After being out of action for seven months with a knee injury following a shock second-round exit at Wimbledon last year, Nadal has enjoyed a spectacular run of form which his great rival Roger Federer summed up as: "Eight out of eight finals of eight tournaments. It's amazing."
That run had included six titles, including Masters success in Indian Wells, Madrid and Rome.
In Paris, however, the devastating effect of his top spin will be less felt with rain showers forecast and temperatures expected to be between 5-10 degrees below usual.
"Just to be here is a very positive news for me and I'm really happy.

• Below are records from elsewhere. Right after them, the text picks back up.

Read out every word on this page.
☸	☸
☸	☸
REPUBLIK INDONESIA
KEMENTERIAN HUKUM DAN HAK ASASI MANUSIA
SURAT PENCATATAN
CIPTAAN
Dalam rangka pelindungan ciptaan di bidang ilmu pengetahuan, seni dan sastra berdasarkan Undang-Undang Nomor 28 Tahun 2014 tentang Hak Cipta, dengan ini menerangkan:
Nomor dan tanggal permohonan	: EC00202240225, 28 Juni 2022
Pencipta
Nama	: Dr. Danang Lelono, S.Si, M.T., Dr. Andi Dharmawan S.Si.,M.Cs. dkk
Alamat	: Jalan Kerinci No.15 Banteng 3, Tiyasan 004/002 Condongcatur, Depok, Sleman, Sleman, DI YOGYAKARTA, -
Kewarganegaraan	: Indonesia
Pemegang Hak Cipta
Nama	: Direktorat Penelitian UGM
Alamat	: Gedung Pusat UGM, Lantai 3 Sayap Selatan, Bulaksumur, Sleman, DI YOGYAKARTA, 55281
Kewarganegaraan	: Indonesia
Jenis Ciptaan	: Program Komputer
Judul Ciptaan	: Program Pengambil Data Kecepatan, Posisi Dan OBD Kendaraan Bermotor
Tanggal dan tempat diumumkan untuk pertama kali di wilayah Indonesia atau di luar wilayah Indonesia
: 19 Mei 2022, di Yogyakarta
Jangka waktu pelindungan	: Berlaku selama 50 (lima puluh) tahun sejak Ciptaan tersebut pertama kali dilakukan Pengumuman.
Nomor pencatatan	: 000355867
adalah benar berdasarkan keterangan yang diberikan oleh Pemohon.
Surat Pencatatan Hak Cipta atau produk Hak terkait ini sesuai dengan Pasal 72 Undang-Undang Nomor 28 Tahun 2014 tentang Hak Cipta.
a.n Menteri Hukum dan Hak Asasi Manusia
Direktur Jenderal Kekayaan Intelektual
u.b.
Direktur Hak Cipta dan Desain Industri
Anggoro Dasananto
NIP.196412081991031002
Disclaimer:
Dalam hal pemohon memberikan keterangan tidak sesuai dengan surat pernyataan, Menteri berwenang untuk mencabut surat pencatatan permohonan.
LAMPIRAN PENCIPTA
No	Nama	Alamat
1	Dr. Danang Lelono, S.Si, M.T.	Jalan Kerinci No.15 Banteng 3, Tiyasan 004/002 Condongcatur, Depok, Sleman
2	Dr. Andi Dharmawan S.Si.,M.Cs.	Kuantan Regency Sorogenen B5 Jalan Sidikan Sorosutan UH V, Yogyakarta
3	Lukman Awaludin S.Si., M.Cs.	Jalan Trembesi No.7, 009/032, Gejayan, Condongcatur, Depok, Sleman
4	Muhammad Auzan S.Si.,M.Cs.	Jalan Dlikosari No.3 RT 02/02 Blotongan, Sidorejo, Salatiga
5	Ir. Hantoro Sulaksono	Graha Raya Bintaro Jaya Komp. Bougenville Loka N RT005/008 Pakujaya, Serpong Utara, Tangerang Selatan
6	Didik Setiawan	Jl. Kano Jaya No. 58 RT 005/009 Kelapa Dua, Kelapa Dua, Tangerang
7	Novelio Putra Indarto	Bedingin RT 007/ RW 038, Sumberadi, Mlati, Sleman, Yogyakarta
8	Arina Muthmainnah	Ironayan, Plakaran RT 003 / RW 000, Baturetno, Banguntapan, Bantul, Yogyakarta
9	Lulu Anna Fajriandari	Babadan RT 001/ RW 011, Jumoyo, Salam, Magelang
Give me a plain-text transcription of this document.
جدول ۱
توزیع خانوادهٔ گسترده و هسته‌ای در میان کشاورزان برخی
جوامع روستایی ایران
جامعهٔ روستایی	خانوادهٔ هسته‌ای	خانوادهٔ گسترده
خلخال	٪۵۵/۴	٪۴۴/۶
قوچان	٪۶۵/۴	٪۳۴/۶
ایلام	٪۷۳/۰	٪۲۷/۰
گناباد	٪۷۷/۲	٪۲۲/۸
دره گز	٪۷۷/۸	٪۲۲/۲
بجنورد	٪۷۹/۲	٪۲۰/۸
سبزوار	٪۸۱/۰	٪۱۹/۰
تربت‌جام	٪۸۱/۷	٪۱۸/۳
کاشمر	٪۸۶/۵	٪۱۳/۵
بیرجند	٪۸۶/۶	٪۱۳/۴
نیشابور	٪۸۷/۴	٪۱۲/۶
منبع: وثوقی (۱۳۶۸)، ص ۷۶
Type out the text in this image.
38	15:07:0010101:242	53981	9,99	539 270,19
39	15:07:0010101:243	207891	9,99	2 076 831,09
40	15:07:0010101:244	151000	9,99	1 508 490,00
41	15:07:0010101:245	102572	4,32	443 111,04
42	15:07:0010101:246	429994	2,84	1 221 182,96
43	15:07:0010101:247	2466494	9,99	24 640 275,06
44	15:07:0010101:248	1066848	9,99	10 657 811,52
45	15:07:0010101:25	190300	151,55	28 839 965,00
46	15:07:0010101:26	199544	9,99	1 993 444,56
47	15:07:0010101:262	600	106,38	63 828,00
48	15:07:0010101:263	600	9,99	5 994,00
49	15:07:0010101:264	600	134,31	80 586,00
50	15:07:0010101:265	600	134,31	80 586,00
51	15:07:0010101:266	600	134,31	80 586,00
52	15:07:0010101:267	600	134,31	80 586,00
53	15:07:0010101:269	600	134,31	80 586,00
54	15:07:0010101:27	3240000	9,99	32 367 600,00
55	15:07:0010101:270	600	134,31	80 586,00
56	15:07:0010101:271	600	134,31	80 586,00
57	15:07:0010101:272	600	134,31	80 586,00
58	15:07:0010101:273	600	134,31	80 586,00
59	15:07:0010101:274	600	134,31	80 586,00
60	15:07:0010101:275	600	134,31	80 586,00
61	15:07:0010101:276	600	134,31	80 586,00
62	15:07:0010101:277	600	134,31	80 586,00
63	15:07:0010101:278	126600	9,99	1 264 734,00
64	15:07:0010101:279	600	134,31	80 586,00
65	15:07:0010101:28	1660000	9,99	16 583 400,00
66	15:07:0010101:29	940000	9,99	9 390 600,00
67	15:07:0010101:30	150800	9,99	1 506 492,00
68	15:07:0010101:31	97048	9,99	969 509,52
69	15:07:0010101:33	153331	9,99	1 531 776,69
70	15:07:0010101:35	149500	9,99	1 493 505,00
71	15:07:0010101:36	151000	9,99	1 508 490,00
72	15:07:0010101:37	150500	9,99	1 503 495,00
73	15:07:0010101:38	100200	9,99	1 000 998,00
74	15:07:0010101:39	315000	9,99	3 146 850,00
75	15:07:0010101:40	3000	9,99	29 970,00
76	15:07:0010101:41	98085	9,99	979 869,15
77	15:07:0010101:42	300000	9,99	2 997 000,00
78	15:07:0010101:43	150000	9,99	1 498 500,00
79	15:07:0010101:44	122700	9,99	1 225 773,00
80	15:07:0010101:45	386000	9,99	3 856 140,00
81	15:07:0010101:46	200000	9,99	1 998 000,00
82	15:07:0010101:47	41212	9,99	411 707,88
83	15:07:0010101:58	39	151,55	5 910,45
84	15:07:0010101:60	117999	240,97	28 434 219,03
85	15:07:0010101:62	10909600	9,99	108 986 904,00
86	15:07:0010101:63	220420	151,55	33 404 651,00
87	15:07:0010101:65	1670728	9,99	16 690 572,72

Only negative thing is this cold," Nadal told a news conference on Friday after he was drawn in the same half as world number one Novak Djokovic.
Nadal's troublesome knees not only forced him to miss the Olympics, the U.S. Open and the Australian Open in January but it also led to speculation about his future in the sport.
Nadal has proved that his knees can still withstand the rigours of the sport and showed that he had not returned to merely make up the numbers.
His six titles this season is more than what the three players ranked above him - Djokovic, Andy Murray and Federer - have won between them and once again Nadal is the overwhelming favourite to lift the trophy in Paris.
"Playing at Roland Garros is always a special feeling and I feel very emotional every time that I am back here," Nadal, seeded third due to the absence of Murray, said.
"Last year was important for me, to win the seventh, one more than (any other man) on this surface. That means a lot to me. Roland Garros is going to mean a lot to me forever. It's my favourite," added Nadal, whose astonishing Roland Garros win-loss record stands at 52-1, with a 7-0 record in the finals.
With 11 grand slam titles in his possession and being one of only seven men to have won all four majors, few would have been surprised if the injury-ravaged Nadal made winning the big titles a priority at this stage of his career.
However, the 26-year-old said every title meant the world to him.
"If you ask me (whether I would prefer to) win one grand slam during the whole year or win six tournaments like I already did, I will choose win six tournaments," he said.
"Because when you win a grand slam you are happy for one or two weeks. When you are winning tournaments (all year) you are having the chance to be happy (more often) and you feel that you are doing the right things during the rest of the season.
"So grand slams are important... but they are not the only ones."